"Self-governing, independent state schools" have been announced as the future model for schools in England by the Prime Minister Tony Blair.
Will Ruth Kelly and Tony Blair give birth to a fairer school system?
The White Paper, Higher Standards, Better Schools For All, means that schools "will finally be opened up to real parent power", promised Mr Blair.
The Education Secretary Ruth Kelly has said that the key themes of the reforms are "freedom for schools and power for parents".
But how will this be put into practice?
In terms of parental choice, this means addressing the thorny question of school admissions - or more particularly the problem of parents not getting the place they want for their child.
Both Tony Blair and Ruth Kelly have criticised the current situation in which school selection is via the estate-agent - in which buying a house in the right location has become the way to get into a good, non-selective state school.
House prices can be the selection process for popular schools
The White Paper does not propose any overarching solution to this - and is not imposing any alternative admissions system.

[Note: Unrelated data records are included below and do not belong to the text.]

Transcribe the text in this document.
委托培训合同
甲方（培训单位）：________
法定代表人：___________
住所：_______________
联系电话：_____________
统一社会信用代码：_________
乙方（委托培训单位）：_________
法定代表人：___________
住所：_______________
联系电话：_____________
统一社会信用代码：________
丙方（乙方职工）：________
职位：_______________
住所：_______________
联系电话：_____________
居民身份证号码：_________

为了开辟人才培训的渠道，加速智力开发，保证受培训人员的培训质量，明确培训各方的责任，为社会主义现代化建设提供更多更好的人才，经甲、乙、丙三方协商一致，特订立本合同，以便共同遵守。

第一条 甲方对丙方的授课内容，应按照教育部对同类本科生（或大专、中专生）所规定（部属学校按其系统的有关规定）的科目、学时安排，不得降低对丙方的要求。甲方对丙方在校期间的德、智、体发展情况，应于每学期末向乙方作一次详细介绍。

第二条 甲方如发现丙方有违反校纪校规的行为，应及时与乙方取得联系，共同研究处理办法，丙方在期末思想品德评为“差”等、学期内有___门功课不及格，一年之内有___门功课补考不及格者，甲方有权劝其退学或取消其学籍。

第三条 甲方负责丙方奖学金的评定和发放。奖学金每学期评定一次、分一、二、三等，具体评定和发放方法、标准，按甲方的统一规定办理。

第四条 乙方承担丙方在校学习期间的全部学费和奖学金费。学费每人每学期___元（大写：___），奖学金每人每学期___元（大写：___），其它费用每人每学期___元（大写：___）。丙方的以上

Instead it proposes ways of introducing a greater number of desirable school places - through the setting up of new schools and encouraging successful schools to expand.
A new type of self-governing school authority, a "trust", will be created, which can oversee individual schools or a mini-chain of schools. These can be run by successful schools or outside providers, such as universities, businesses, faith groups or community groups.
In particular, parents are being encouraged to consider setting up schools - with funding promised to help them put their ambitions into bricks and mortar.
A "schools commissioner" will be appointed to help parents set up their own schools and to match potential backers with schools.
Parents are also being promised a more regular supply of information from schools, including using e-mail.
The prime minister has promised that there will be no veto over new schools because of surplus places in the existing schools.
Subsidised buses will widen the number of schools in reach
Private schools will be invited to enter the state sector, perhaps using the self-governing model of the city academies. More faith schools, particularly Muslim schools, could also be encouraged to join the state system.
In advance of the White Paper, the government promised to challenge the dominance of middle-class families over successful schools.
But the proposals are about encouragement rather than enforcement.
There will be free school transport, up to a distance of six miles, for children from low-income families. And there will be advisers to help parents make sense of the admissions maze.
But the admissions system will only be altered when the school itself wants to change.
An alternative proposed in the White Paper is "banding" , in which schools take pupils across a range of different abilities.
And in terms of allocating places, the greater independence of schools will not extend to allowing them to select pupils on ability - and any return to 11-plus exams remains ruled out.
Following in the path of the city academies, which are already outside the control of local education authorities, other schools will be allowed to become independent state schools and take a more "arm's length" relationship with local authorities.
Councils will take a less direct role in running schools
There will be a re-definition of the role of local authorities - with talk of councils becoming "champions" of parents and pupils, acting as a mediator between schools and their consumers, rather than being seen as the provider.
The government has already promised that all schools will be given more independence and control over finances and organisation.
Worries about classroom discipline have been considered by a panel of head teachers - and there will be a more clearly-defined set of rights for teachers in imposing their authority, such as allowing them to restrain disruptive pupils and sanctions for parents who fail to supervise suspended pupils.
Under the "personalisation" heading, Ruth Kelly has announced that struggling pupils and the most gifted will receive customised classes - either to help them catch-up or to stretch further ahead.
In particular, there are concerns that children are starting secondary school without the basic skills in English and maths - and there will be catch-up classes with pupils being taught in individual or small-group classes.
Although less headline-grabbing, but with longer-term significance, have been the repeated suggestions that assessment of education has to be about individual pupils, rather than looking at the performance of institutions.
Much of the debate about education has been about the running and assessment of schools - but Ruth Kelly has repeatedly pointed to the importance of looking much more closely at the achievement of individual pupils.